Keyboard shortcuts

Press or to navigate between chapters

Press S or / to search in the book

Press ? to show this help

Press Esc to hide this help

High-Level Architecture & Conventions

This section describes the architecture of rust-analyzer.

Official site: Link.

  • rust-analyzer input/output:

    • Input (Ground state): Source code data from the client. Everything is kept in memory.
      • Mapping from file paths to their contents.
      • Project structure metadata represented as a crate graph (crate roots, cfg flags, crate dependencies)
    • Output (Derived state): “Structure semantic model” of the code.
      • A representation of the project that is fully resolved - type-wise and reference-wise.
  • Optimizations:

    • Incremental:
      • Input can be a delta of changes.
      • Output can be a fresh code model.
    • Lazy: The output is computed on-demand.

Parser - parser Crate

  • A hand-written recursive descent tree-agnostic parser.
  • Output: A sequence of events like “start node” and “finish node”, based on kotlin’s parser, which can be used to learn about dealing with syntax errors and incomplete input.
  • Some traits (TreeSink and TokenSource) are used to bridge the tree-agnostic parser with rowan trees.

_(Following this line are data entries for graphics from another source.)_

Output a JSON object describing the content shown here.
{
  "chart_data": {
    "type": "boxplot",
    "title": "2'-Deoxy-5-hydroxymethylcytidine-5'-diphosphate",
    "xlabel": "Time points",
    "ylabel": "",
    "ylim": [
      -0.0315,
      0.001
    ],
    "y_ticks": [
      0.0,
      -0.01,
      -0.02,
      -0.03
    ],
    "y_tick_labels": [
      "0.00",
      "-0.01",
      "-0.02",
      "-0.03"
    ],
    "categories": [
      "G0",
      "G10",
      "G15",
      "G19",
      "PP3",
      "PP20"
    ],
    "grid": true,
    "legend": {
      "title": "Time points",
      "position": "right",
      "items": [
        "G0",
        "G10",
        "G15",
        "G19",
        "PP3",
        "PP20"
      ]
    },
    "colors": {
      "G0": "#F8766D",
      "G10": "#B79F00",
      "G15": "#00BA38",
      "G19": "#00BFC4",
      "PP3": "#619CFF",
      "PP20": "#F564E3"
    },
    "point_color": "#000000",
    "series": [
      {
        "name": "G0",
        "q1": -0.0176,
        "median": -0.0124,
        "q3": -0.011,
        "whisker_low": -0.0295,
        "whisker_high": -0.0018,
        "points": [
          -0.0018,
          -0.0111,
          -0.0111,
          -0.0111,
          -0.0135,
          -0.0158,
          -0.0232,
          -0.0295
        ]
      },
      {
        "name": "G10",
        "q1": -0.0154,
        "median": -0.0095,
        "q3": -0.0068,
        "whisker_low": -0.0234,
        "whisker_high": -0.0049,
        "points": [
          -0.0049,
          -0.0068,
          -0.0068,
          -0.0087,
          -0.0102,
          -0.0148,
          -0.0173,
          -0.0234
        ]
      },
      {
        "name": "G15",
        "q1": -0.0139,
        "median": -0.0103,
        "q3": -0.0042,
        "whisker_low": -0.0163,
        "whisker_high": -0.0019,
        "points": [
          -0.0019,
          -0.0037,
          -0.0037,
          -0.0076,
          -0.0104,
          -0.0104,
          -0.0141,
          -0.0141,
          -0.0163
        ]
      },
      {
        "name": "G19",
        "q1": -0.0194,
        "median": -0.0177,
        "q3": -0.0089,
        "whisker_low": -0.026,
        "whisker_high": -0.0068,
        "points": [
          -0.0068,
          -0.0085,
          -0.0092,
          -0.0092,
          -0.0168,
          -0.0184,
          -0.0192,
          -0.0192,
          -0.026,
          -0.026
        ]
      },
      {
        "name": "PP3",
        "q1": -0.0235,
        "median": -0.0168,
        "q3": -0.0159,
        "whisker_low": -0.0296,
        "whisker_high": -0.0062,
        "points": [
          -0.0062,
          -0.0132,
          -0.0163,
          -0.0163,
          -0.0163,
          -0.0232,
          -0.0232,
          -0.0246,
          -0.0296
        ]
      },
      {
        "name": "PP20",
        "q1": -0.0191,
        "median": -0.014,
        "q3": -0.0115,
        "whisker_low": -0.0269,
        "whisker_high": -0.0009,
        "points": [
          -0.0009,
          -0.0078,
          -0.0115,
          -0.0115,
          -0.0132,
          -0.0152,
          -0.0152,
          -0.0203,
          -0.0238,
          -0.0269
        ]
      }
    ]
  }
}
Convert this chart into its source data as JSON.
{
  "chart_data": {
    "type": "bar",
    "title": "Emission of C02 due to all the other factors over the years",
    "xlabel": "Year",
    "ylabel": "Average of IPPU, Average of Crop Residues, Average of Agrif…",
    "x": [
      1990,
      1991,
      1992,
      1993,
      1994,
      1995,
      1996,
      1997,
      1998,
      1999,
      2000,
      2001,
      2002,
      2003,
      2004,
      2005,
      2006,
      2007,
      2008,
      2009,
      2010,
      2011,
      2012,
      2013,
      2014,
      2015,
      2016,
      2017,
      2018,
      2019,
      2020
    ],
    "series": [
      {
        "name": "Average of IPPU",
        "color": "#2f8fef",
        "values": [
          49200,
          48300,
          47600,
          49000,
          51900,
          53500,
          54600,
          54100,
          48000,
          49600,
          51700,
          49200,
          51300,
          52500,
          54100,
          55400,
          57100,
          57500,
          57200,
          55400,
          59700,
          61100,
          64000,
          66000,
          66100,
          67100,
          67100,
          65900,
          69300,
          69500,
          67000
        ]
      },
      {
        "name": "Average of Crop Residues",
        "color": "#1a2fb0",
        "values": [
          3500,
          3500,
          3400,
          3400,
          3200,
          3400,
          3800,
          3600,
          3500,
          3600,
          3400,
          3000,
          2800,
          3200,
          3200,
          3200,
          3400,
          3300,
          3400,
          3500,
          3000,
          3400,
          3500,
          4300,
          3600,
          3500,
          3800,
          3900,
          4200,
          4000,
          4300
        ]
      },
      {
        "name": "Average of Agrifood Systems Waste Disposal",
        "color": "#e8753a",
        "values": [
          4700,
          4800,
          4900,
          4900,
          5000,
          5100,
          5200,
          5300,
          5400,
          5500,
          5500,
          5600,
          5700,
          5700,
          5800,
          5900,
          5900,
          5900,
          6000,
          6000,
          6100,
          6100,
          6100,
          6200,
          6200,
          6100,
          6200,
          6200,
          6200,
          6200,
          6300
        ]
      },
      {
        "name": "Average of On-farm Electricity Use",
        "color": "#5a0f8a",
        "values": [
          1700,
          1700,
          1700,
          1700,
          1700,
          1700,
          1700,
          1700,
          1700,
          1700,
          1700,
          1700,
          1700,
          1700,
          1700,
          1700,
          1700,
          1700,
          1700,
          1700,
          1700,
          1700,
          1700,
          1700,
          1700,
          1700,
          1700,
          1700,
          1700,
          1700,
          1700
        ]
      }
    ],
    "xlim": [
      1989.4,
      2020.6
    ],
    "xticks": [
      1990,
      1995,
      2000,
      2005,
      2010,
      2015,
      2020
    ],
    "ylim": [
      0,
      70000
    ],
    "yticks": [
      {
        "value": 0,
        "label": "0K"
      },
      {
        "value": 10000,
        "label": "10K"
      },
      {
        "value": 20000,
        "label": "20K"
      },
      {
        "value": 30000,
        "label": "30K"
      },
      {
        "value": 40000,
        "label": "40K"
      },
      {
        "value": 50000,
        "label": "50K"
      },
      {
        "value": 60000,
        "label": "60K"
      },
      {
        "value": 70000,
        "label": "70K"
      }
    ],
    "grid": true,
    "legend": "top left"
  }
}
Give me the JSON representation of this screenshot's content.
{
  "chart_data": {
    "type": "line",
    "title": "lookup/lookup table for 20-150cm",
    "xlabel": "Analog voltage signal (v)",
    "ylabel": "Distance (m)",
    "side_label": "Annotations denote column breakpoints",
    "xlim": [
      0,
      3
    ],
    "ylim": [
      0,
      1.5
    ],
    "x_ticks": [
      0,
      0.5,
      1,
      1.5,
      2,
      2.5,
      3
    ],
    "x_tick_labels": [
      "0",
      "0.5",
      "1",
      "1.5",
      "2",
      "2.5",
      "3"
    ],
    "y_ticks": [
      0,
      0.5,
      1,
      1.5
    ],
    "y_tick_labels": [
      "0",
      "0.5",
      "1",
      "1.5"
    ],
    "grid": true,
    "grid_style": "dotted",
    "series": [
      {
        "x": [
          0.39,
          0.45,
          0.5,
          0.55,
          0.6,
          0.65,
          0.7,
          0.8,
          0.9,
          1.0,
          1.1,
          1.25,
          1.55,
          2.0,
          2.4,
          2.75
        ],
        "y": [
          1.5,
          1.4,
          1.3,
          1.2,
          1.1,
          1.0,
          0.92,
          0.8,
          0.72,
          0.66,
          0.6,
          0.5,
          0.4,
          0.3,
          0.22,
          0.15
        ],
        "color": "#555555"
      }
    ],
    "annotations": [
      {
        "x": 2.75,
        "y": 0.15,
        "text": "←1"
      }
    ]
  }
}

Architecture Invariant - Tree-Agnostic Parser

  • The parser functions as a pure transformer, converting one flat stream of events into another.
  • Dual independence: The parser is not locked into:
    • A specific tree structure (output format).
    • A specific token representation (input format).
  • Benefits:
    • Token independence allows using the same logic to parse:
      • Standard source code (text -> tokens).
      • Macro expansion (token trees -> tokens).
      • Synthetic code generated programmatically.
    • Tree independence allows easily varying the syntax tree implementation + light-parsing.
      • Avoid allocation of tree nodes.
      • For tasks like “find all function names in this 10k line file,” the parser can simply emit “DefineName” events. A listener catches those names and ignores everything else, finishing the task in a fraction of the time.

Architecture Invariant - Infallible Parser

  • Parsing never fails.
  • Parser returns (T, Vec<Error>).

Syntax Tree Structure & Parser - syntax Crate

Based on libsyntax-2.0.

  • rowan: The underlying library used to construct the raw, untyped syntax trees (Green/Red trees).
  • ast internal crate: Provide a type-safe API layer on top of the raw rowan tree.
  • ungrammar internal crate: A grammar description format used to automatically generate the syntax_kinds and ast modules.

Architecture Invariant - syntax Crate as an API Boundary

  • The syntax crate knows nothing about salsa and LSP. It’s an API boundary.
  • Benefits:
    • Allows it to be used for lightweight tooling without needing a full build or semantic analysis.

Architecture Invariant - Syntax Tree as a Value Type

  • The syntax tree is self-contained, defined solely by its contents without relying on global context (like interners).
  • Pure syntax: Unlike traditional compiler trees, it strictly excludes semantic information (such as type inference data).
  • Benefits:
    • IDE optimization: Critical for tools like rust-analyzer, where assists and refactors require frequent tree modifications.
    • Simplified transformation: Keeping the tree “dumb” (purely structural) allows for easy code manipulation without the complexity of managing semantic state during edits.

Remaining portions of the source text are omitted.